Senator for Western Australia
- In office 1 July 2002 – 30 June 2008

Personal details
- Born: 24 March 1965 (age 61) Melbourne, Victoria
- Party: Australian Labor Party

= Ruth Webber =

Australian politician

Ruth Stephanie Webber (born 24 March 1965) is an Australian politician. She was a Labor member of the Australian Senate from 2002 to 2008, representing the state of Western Australia.

==Early life==
Webber was born in Melbourne on 24 March 1965. Her grandfather Paul Green was the Victorian state president of the Australian Workers' Union.

Webber joined the ALP in 1984. She was assistant coordinator of the Women's Electoral Lobby from 1985 to 1986. She was first elected as a delegate to ALP state and national conferences in 1986. Prior to her own election to parliament, Webber worked as a staffer for state housing minister Jim McGinty from 1992 to 1993 and as an electorate officer for Senator Chris Evans from 1993 to 1997. She was subsequently assistant state secretary of the ALP in Western Australia from 1998 to 2001.

==Senate==
At the 2001 federal election, Webber was elected to the Senate in second position on the ALP's ticket in Western Australia, winning a six-year term beginning on 1 July 2002. She was a member of a number of Senate committees and also served as a deputy whip from 2004 to 2008.

In November 2004, Webber was charged with wilfully misleading police and driving a vehicle on a suspended licence. The charges related to an incident on the day of the 2004 election, where she was "caught speeding in her Commonwealth car in Perth's northern suburbs [...] while travelling between polling booths". Webber was convicted of driving while suspended in March 2005 and fined $200, while the charge of misleading police was ultimately withdrawn.

In October 2006, Webber was relegated to third position on the ALP's Senate ticket for the next federal election, with Louise Pratt taking the higher position on the ticket. The following month, she reportedly voted for Kevin Rudd over incumbent leader Kim Beazley in an ALP leadership spill.
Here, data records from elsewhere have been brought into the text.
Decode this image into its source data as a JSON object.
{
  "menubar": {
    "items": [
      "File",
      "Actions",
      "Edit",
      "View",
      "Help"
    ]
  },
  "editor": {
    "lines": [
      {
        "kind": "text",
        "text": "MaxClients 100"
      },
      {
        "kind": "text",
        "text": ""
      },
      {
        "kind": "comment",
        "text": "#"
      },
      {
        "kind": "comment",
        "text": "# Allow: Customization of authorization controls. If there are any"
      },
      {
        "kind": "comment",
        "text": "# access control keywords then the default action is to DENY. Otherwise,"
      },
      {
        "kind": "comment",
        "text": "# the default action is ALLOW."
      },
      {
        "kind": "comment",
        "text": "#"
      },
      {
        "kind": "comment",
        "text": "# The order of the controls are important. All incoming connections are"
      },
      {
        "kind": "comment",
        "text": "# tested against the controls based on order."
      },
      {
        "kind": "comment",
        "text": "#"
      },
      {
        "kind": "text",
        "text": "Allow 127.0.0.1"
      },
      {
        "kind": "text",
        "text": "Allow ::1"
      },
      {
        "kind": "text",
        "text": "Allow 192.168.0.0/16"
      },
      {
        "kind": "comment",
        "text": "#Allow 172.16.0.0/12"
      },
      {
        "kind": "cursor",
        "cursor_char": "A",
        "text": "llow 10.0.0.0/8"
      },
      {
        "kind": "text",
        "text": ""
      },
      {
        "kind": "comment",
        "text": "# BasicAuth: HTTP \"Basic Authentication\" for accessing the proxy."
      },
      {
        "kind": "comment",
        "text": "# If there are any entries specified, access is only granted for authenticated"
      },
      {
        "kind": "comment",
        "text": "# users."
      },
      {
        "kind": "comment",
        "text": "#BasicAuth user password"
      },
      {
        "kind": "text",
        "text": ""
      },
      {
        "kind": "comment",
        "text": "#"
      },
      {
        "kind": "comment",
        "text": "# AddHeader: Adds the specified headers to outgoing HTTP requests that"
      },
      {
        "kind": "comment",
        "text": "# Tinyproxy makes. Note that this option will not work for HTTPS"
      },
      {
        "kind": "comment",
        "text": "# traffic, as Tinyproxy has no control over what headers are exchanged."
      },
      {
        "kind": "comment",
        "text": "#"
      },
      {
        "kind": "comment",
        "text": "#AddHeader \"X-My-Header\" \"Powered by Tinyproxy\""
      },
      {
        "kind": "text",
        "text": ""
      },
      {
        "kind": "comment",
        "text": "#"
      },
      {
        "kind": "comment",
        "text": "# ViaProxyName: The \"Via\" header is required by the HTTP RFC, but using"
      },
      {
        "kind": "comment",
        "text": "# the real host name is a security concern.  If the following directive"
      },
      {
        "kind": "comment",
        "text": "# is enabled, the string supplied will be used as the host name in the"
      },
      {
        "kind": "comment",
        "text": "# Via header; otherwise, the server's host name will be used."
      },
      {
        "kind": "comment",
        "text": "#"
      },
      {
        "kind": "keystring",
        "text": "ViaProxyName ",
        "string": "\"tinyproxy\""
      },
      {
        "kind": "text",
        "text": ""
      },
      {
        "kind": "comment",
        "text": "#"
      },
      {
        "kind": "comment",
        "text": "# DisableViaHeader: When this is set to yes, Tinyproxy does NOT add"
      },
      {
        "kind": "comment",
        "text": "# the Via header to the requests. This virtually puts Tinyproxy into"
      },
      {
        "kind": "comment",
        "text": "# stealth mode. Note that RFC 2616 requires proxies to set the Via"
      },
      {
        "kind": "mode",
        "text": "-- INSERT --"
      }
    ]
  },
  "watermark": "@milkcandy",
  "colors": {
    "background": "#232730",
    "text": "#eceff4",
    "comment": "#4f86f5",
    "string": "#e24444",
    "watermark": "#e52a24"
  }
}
Webber failed to win re-election at the 2007 federal election with her term concluding on 30 June 2008. She was the last candidate to be eliminated, with Greens candidate Scott Ludlam winning the final seat.

===Positions===
In August 2006, Webber stated she would support a private member's bill to extend stem cell research in Australia and would co-sponsor a bill being prepared by Democrats senator Natasha Stott Despoja.

Webber publicly criticised the 457 visa scheme in September 2006, stating businesses were abusing the scheme to bring in cheap foreign labour while local workers were unemployed.

==Later activities==
In 2009, as part of a review of the Gold Pass scheme for former federal MPs, it was reported that Webber had received nearly $50,000 of free air travel between July and December 2008. The following year, The West Australian reported that she was working as a lobbyist for Halden Burns and had taken "147 flights worth $116,662 between June 2008 and June 2010 but was forced to repay 20 flights worth $18,855 after a Finance Department audit of her taxpayer-funded travel".

In January 2015, Webber became chief executive officer of Down Syndrome Australia, at which time she was also deputy president of the Mental Illness Fellowship of Western Australia and a board member of Women's Health Works and Carers Western Australia. She resigned as CEO in June 2016.